Abstract

AbstractSpontaneously hypertensive rats (SHR), aged 7 months (‘manifest’ hypertension) or 10–11 weeks (‘prehypertensive’), and renal hypertensive rats (RHR; ‘nonhereditary’ hypertension were compared with normotensive rats (NCR) concerning cardiovascular responses to mental ‘stress’. Blood pressure and heart rate were followed in pairs of awake SHR—NCR and RHR—NCR, while defence reactions were provoked by alerting stimuli (light, noise, vibrations). The tachycardia, here involving both accentuated sympathetic and centrally suppressed vagal discharge, reflected the intensity of neural activation and the pressuie rise the imposed load on heart and vessels.
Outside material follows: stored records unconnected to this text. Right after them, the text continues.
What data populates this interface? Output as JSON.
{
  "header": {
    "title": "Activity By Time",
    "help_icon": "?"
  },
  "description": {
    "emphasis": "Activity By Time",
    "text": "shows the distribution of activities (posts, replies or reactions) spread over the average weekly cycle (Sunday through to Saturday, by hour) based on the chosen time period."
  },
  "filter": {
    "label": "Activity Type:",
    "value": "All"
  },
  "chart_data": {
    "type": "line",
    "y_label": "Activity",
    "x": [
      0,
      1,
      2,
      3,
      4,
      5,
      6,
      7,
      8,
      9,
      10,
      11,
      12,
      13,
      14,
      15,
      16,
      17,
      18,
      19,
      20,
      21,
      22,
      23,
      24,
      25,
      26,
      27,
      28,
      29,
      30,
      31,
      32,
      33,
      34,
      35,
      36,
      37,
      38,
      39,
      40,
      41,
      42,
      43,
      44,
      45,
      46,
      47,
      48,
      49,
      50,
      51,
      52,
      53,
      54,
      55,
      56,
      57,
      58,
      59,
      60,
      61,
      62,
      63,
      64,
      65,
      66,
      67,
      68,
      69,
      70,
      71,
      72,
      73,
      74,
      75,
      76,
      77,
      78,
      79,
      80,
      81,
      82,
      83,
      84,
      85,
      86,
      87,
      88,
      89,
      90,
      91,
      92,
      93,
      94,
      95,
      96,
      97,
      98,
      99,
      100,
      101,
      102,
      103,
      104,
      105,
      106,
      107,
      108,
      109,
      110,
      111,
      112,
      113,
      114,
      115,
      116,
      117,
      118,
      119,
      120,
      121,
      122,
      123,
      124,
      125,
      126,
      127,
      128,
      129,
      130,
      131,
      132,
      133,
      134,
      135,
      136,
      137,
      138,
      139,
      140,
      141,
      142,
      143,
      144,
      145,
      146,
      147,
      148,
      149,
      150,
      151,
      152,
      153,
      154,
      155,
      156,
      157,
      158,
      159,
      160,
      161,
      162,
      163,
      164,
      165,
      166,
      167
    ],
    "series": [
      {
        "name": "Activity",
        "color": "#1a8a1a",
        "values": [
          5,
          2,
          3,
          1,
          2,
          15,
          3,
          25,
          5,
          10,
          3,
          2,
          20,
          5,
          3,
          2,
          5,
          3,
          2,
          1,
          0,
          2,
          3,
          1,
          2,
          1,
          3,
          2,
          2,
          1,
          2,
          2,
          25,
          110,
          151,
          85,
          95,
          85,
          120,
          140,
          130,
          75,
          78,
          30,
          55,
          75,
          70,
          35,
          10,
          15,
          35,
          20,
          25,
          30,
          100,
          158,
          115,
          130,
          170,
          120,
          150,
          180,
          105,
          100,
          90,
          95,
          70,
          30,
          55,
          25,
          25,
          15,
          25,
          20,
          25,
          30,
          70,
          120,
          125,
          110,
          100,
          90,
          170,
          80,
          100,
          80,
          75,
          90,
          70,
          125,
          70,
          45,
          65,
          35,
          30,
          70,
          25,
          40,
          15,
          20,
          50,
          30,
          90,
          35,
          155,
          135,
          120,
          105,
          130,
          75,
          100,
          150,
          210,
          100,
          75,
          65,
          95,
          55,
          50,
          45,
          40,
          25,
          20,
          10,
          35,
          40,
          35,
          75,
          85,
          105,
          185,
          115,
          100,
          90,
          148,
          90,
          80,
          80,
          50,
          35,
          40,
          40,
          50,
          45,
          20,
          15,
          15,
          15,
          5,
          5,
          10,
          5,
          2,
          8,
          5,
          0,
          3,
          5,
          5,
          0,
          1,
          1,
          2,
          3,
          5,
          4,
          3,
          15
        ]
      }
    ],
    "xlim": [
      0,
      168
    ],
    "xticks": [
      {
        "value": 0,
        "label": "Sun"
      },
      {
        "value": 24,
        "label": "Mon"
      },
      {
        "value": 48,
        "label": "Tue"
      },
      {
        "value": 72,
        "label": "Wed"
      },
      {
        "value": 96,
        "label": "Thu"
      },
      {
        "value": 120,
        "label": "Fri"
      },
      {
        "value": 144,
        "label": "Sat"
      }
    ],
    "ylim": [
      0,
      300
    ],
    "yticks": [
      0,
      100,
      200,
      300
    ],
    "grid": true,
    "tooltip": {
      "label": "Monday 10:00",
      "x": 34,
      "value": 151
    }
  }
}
In both respects the SHR groups responded decidedly stronger than NCR and RHR, also after either adrenergic or vagal cardiac blockade. Since SHR and NCR hearts responded equally to graded vagal stimulations or to isoprenaline, the enhanced tachycardia responses reflected a truly intensified defence reaction in SHR. Further, SHR responded more often to mild stimuli than NCR, suggesting a lower ‘threshold’ for defence reactions, and more frequently with clearcut defence reactions than NCR which exhibited vagal bradycardia responses in 30 %, versus 5 % in SHR. This hyperreactivity and apparent prevalence concerning ‘sympathotonic’ patterns in SHR during alertness, in turn tending to trigger structural vascular adaptation and manifest hypertension, is evidently genetically linked and not secondary to hypertension, being observed particularly in ‘prehypertensive’ SHR but not in RHR.